Vérifiez la juridiction de votre fournisseur VPN
La juridiction dans laquelle est implanté votre fournisseur est également importante pour votre anonymat. Il est recommandé d’éviter les services dont le siège social se situe dans des pays membres d’alliances de surveillance internationale comme les Five Eyes, si votre priorité est la confidentialité. Consultez les rapports de transparence du fournisseur pour voir comment il réagit aux demandes judiciaires de saisie de données.
Si votre objectif principal est d’accéder à des catalogues étrangers sur des plateformes comme Netflix ou Disney+, vérifiez bien que le service dispose de serveurs optimisés pour ces besoins. Comme ces plateformes bloquent activement les adresses IP provenant de VPN, le choix d’un fournisseur spécialisé dans le contournement de ces restrictions permet de profiter de vos contenus sans interruption.
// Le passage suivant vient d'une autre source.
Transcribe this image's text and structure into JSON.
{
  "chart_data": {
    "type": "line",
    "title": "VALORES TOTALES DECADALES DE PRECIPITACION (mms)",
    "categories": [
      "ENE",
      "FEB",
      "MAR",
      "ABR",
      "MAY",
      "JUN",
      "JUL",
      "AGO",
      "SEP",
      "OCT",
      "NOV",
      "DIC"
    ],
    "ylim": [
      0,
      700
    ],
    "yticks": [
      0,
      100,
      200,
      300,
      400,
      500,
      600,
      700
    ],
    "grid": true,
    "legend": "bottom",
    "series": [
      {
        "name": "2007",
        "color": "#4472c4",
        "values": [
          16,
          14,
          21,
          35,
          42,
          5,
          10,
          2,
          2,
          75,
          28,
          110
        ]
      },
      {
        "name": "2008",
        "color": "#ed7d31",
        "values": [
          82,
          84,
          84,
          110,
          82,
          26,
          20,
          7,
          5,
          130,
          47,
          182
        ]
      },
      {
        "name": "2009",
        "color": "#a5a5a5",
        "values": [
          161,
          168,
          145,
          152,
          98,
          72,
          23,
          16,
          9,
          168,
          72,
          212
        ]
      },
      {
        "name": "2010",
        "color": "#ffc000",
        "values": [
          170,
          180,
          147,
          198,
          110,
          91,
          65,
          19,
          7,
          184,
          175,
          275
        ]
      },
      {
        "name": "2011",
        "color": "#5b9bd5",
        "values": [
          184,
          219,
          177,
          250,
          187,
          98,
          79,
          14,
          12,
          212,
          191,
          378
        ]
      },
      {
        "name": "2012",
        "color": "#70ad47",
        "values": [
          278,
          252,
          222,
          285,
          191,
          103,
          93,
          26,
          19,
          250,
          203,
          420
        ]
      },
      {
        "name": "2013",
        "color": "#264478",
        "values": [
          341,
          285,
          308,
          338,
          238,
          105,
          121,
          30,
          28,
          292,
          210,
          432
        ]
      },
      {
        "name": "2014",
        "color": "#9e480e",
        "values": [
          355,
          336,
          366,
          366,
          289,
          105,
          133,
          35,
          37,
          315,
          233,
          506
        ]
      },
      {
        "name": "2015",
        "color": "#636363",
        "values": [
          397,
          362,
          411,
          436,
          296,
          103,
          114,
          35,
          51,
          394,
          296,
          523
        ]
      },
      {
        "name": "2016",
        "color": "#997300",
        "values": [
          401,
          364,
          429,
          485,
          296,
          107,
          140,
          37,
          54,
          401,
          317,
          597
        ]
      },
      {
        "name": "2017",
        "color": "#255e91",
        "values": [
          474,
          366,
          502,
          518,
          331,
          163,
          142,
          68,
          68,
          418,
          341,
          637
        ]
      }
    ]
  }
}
Les zones d’ombre de la confidentialité sur le web
Mieux vaut comprendre que l’anonymat sur Internet est un objectif quasi impossible à atteindre. Un VPN seul ne peut pas protéger votre identité si vous vous connectez à vos comptes personnels (Réseaux sociaux, Google, Microsoft). Une fois identifié par un compte, le service associé peut corréler vos activités de navigation avec vos informations personnelles, rendant le masquage de l’adresse IP caduc.
Le même piège existe en dehors du VPN. La navigation privée ne vous rend pas anonyme non plus : elle efface les traces locales après la session mais laisse passer votre IP et le fingerprinting. Dans les contextes exigeant une confidentialité extrême comme le journalisme d’investigation ou l’activisme, le VPN doit être couplé au navigateur Tor. Cette combinaison permet d’ajouter des couches de protection supplémentaires contre l’analyse de trafic et le pistage par empreinte numérique.
Ce n’est pas une condamnation du VPN. Sur un Wi-Fi public non chiffré, il protège vos données en transit contre l’interception. Il masque votre IP à votre FAI et empêche la surveillance réseau au niveau de l’opérateur. Il contourne les blocages géographiques. Ce sont des fonctions réelles et utiles, simplement limitées à la couche réseau. L’erreur est de l’utiliser comme garantie d’anonymat complet. Un VPN + nettoyage régulier des cookies + uBlock Origin + navigateur configuré contre le fingerprinting, c’est là que la protection devient sérieuse.